This kind of variance—both within different GSM-Symbolic runs and compared to GSM8K results—is more than a little surprising since, as the researchers point out, "the overall reasoning steps needed to solve a question remain the same." The fact that such small changes lead to such variable results suggests to the researchers that these models are not doing any "formal" reasoning but are instead "attempt[ing] to perform a kind of in-distribution pattern-matching, aligning given questions and solution steps with similar ones seen in the training data."
Don’t get distracted
Still, the overall variance shown for the GSM-Symbolic tests was often relatively small in the grand scheme of things. OpenAI's ChatGPT-4o, for instance, dropped from 95.2 percent accuracy on GSM8K to a still-impressive 94.9 percent on GSM-Symbolic. That's a pretty high success rate using either benchmark, regardless of whether or not the model itself is using "formal" reasoning behind the scenes (though total accuracy for many models dropped precipitously when the researchers added just one or two additional logical steps to the problems).

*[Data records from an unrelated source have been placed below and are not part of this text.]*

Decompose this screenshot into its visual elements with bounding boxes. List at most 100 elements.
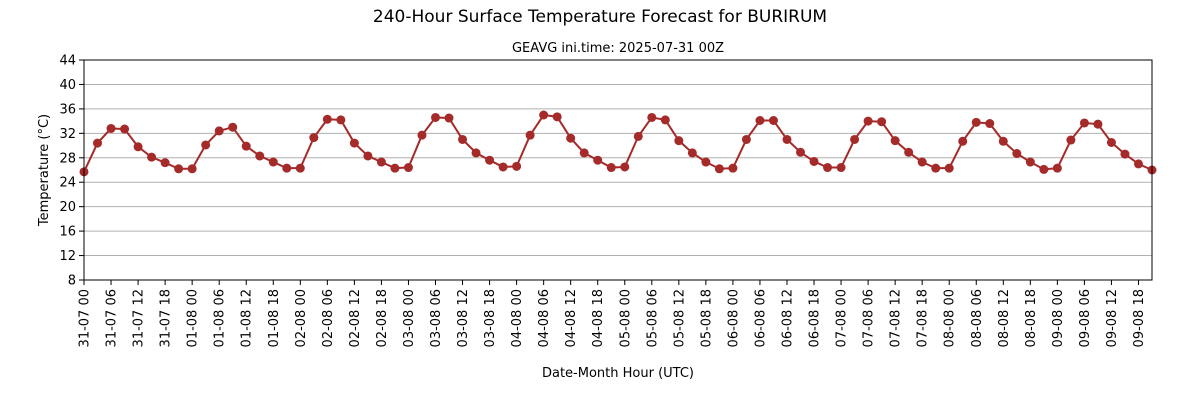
data-point [877,117,887,127]
data-point [1066,135,1076,145]
data-point [241,141,251,151]
x-tick-label: 05-08 12 [672,289,687,347]
x-tick-label: 09-08 00 [1051,289,1066,347]
y-axis: 8 12 16 20 24 28 32 36 40 44 [59,54,84,289]
data-point [579,148,589,158]
data-point [904,147,914,157]
data-point [823,163,833,173]
y-tick-label: 44 [59,54,76,69]
data-point [917,157,927,167]
chart-subtitle: GEAVG ini.time: 2025-07-31 00Z [512,41,724,56]
data-point [782,134,792,144]
x-tick-label: 04-08 12 [564,289,579,347]
x-tick-label: 07-08 00 [835,289,850,347]
x-tick-label: 09-08 12 [1105,289,1120,347]
data-point [971,117,981,127]
x-tick-label: 04-08 18 [591,289,606,347]
data-point [1120,149,1130,159]
data-point [120,124,130,134]
data-point [106,123,116,133]
x-tick-label: 08-08 00 [943,289,958,347]
x-tick-label: 31-07 12 [132,289,147,347]
x-tick-label: 07-08 06 [862,289,877,347]
data-point [1052,163,1062,173]
x-tick-label: 05-08 06 [645,289,660,347]
chart-title: 240-Hour Surface Temperature Forecast fo… [373,7,827,27]
x-tick-label: 02-08 06 [321,289,336,347]
data-point [498,162,508,172]
data-point [931,163,941,173]
data-point [228,122,238,132]
data-point [201,140,211,150]
x-tick-label: 04-08 06 [537,289,552,347]
data-point [93,138,103,148]
data-point [701,157,711,167]
data-point [674,136,684,146]
x-tick-label: 03-08 12 [456,289,471,347]
data-point [633,131,643,141]
x-tick-label: 01-08 12 [240,289,255,347]
x-axis: 31-07 00 31-07 06 31-07 12 31-07 18 01-08 00… [78,280,1147,347]
data-point [768,116,778,125]
data-point [336,115,346,125]
x-tick-label: 31-07 18 [159,289,174,347]
x-tick-label: 02-08 18 [375,289,390,347]
x-tick-label: 06-08 12 [780,289,795,347]
data-point [660,115,670,125]
x-axis-label: Date-Month Hour (UTC) [542,366,694,381]
data-point [850,134,860,144]
data-point [417,130,427,140]
y-tick-label: 16 [59,225,76,240]
data-point [620,162,630,172]
data-point [376,157,386,167]
data-point [606,163,616,173]
y-tick-label: 28 [59,151,76,166]
x-tick-label: 02-08 00 [294,289,309,347]
x-tick-label: 03-08 00 [402,289,417,347]
x-tick-label: 09-08 18 [1132,289,1147,347]
data-point [796,147,806,157]
data-point [944,163,954,173]
data-point [512,161,522,171]
y-tick-label: 20 [59,200,76,215]
data-point [444,113,454,123]
data-point [836,163,846,173]
data-point [349,138,359,148]
data-point [647,112,657,122]
y-tick-label: 40 [59,78,76,93]
x-tick-label: 02-08 12 [348,289,363,347]
x-tick-label: 31-07 00 [78,289,93,347]
data-point [998,136,1008,146]
x-tick-label: 06-08 00 [726,289,741,347]
x-tick-label: 06-08 18 [808,289,823,347]
data-point [268,157,278,167]
data-point [1133,159,1143,169]
plot-frame [83,59,1153,281]
x-tick-label: 05-08 00 [618,289,633,347]
x-tick-label: 01-08 18 [267,289,282,347]
x-tick-label: 03-08 06 [429,289,444,347]
x-tick-label: 31-07 06 [105,289,120,347]
series-temperature [79,110,1157,177]
data-point [741,134,751,144]
data-point [1012,149,1022,158]
y-tick-label: 12 [59,249,76,264]
data-point [1079,118,1089,128]
data-point [539,110,549,120]
data-point [295,163,305,173]
data-point [174,164,184,174]
data-point [890,136,900,146]
data-point [1025,157,1035,167]
data-point [471,148,481,158]
y-axis-label: Temperature (°C) [37,114,52,227]
data-point [363,151,373,161]
x-tick-label: 05-08 18 [699,289,714,347]
x-tick-label: 07-08 12 [889,289,904,347]
y-tick-label: 8 [68,274,76,289]
data-point [687,148,697,158]
x-tick-label: 08-08 18 [1024,289,1039,347]
data-point [552,112,562,122]
data-point [809,156,819,166]
x-tick-label: 08-08 06 [970,289,985,347]
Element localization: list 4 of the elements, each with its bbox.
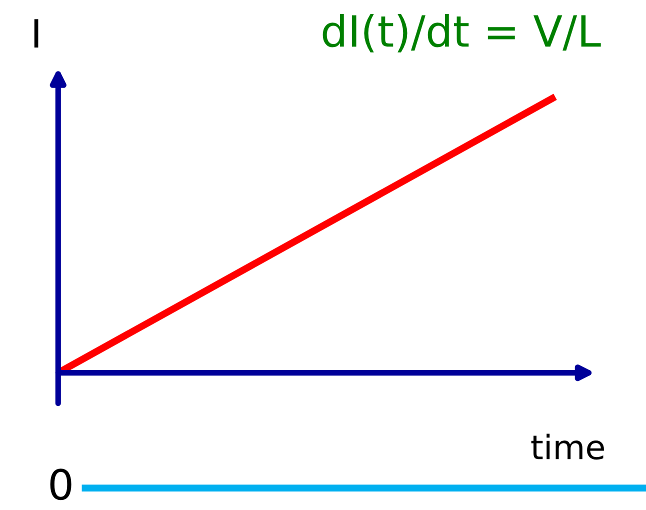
text: 0: [50, 468, 72, 500]
x-axis-title: time: [531, 434, 604, 460]
y-axis-title: I: [34, 19, 38, 48]
text: dI(t)/dt = V/L: [322, 14, 601, 52]
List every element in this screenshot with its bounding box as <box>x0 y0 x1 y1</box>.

The tested LLMs fared much worse, though, when the Apple researchers modified the GSM-Symbolic benchmark by adding "seemingly relevant but ultimately inconsequential statements" to the questions. For this "GSM-NoOp" benchmark set (short for "no operation"), a question about how many kiwis someone picks across multiple days might be modified to include the incidental detail that "five of them [the kiwis] were a bit smaller than average."
Adding in these red herrings led to what the researchers termed "catastrophic performance drops" in accuracy compared to GSM8K, ranging from 17.5 percent to a whopping 65.7 percent, depending on the model tested. These massive drops in accuracy highlight the inherent limits in using simple "pattern matching" to "convert statements to operations without truly understanding their meaning," the researchers write.
In the example with the smaller kiwis, for instance, most models try to subtract the smaller fruits from the final total because, the researchers surmise, "their training datasets included similar examples that required conversion to subtraction operations." This is the kind of "critical flaw" that the researchers say "suggests deeper issues in [the models'] reasoning processes" that can't be helped with fine-tuning or other refinements.